Implementing a method of training across multiple remote devices (with GPUs). The Naive_Parallel will not feature any pipelining, after the program is able to support basic model parallel training, I will move onto developing support for data parallel training.
Simple Model Implementation:
-Residual Connections and complicated inputs can be handled by wrapping a class and adding variables for in_variables and out_variables.
-in_variables are used for extra incoming inputs (masks, residual connections etc)
-out_variables are used for outgoing variables which will be used by a future module.

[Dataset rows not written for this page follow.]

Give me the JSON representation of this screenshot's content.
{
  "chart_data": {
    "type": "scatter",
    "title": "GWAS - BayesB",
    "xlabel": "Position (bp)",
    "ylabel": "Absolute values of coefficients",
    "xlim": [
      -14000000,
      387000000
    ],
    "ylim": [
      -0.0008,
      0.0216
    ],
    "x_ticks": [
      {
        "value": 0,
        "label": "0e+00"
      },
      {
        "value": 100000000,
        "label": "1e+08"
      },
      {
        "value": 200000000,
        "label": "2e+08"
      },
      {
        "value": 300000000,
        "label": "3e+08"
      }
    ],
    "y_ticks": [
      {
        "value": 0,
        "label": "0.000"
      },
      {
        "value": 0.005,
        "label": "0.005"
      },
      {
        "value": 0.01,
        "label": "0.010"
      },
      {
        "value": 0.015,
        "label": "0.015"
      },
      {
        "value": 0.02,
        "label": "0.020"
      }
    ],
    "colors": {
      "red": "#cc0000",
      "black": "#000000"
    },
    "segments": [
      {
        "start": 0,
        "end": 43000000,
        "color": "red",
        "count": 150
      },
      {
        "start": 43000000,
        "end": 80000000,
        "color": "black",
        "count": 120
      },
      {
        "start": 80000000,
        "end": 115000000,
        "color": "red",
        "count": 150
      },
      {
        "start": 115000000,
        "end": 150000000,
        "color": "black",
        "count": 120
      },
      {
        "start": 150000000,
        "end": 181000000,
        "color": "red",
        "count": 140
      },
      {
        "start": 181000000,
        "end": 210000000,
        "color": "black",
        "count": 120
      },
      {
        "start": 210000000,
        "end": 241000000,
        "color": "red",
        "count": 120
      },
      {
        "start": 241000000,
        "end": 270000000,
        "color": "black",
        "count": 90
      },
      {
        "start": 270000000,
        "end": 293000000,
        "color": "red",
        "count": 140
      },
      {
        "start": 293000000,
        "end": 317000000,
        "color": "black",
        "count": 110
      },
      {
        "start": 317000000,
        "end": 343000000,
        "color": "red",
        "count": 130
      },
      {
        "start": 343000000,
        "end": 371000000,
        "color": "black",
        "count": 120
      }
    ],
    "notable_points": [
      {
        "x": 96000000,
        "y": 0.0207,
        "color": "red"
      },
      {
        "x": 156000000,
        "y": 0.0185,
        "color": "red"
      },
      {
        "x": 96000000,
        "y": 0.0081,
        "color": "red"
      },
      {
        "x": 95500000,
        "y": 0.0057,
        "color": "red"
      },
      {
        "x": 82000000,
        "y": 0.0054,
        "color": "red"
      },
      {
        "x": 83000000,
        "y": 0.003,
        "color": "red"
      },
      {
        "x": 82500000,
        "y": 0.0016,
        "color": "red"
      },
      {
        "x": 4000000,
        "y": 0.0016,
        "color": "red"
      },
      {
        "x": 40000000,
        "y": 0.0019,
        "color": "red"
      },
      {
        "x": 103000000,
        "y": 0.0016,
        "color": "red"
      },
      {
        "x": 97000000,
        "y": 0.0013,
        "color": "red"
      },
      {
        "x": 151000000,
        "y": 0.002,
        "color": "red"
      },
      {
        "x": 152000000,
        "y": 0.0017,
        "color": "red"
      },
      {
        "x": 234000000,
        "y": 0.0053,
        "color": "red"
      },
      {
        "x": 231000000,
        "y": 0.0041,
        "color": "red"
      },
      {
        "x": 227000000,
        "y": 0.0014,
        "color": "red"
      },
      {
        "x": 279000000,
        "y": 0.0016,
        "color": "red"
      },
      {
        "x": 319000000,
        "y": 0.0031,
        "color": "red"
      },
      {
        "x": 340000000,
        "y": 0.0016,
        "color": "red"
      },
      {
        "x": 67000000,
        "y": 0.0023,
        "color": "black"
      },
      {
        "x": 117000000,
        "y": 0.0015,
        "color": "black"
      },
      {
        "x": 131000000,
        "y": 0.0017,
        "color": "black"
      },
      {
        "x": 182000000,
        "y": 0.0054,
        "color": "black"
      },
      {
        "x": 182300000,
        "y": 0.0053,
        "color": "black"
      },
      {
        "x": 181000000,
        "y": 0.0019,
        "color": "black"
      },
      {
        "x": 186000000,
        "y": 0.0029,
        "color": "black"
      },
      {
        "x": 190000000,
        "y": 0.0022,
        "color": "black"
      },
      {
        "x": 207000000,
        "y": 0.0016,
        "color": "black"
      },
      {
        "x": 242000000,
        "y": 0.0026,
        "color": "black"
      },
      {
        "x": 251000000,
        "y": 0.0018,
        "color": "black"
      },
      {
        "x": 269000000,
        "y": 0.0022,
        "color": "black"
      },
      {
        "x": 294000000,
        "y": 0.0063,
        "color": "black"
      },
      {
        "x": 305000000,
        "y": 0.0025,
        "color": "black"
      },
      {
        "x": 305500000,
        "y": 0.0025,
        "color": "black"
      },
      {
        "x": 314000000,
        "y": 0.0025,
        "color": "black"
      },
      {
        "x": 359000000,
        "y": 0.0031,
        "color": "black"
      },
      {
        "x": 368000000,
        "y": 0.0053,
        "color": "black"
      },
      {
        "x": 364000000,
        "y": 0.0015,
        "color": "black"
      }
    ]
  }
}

-The system supports input/output connections between modules which are not stored on the same device
Here is an example residual
TEST_RESIDUAL_SMALL = [
(nn.Linear, {'in_features':1, 'out_features':512}, (32, 1)),
(nn.ReLU, {}, (32,512)),
(wrapped_linear, {
'in_features':512,
'out_features':512,
'out_variables': ["res_1"]
}, [(32, 512)]),
(nn.ReLU, {}, (32,512)),
(nn.Linear, {'in_features':512, 'out_features':512}, (32,512)),
(nn.ReLU, {}, (32,512)),
(wrapped_linear, {
'in_features':512,
'out_features':512,
'dependencies':["res_1"],
'out_variables': []
}, [(32, 512), (32,512)]),
(nn.ReLU, {}, (32,512)),
(nn.Linear, {'in_features':512, 'out_features':1}, (32, 512)),
(nn.Sigmoid, {}, (32,1))
]
Simple Train Loop:
-The training loop has a very close resemblance to the pytorch boilerplate train loop:
#Set up server and await connections
workers = await BossMan.setup_host(num_workers)
boss = BossMan(workers, model)
await boss.distribute_model()
await boss.send_optimizer(torch.optim.Adam, {"lr":3e-3})
boss.gather_dependencies()
#Server set up begin regular training
loss_fn = torch.nn.MSELoss()
EPOCHS = 400
for _ in range(EPOCHS):
x,y = get_batch(32)
prediction = await boss.forward(x, {})
loss = loss_fn(prediction, y)
loss.backward()
await boss.backward(prediction.grad)
await boss.optim_step()
Usage:
After you have created a model (which the bossman can process) and initialized the bossman such as the examples above
just run worker.py on the worker devices. Just remember to first set the the following enviorment variables.
MODEL_HOST="123.456.789" (IP of the device running the bossman code)
MODEL_PORT=1024 (Constant do not change)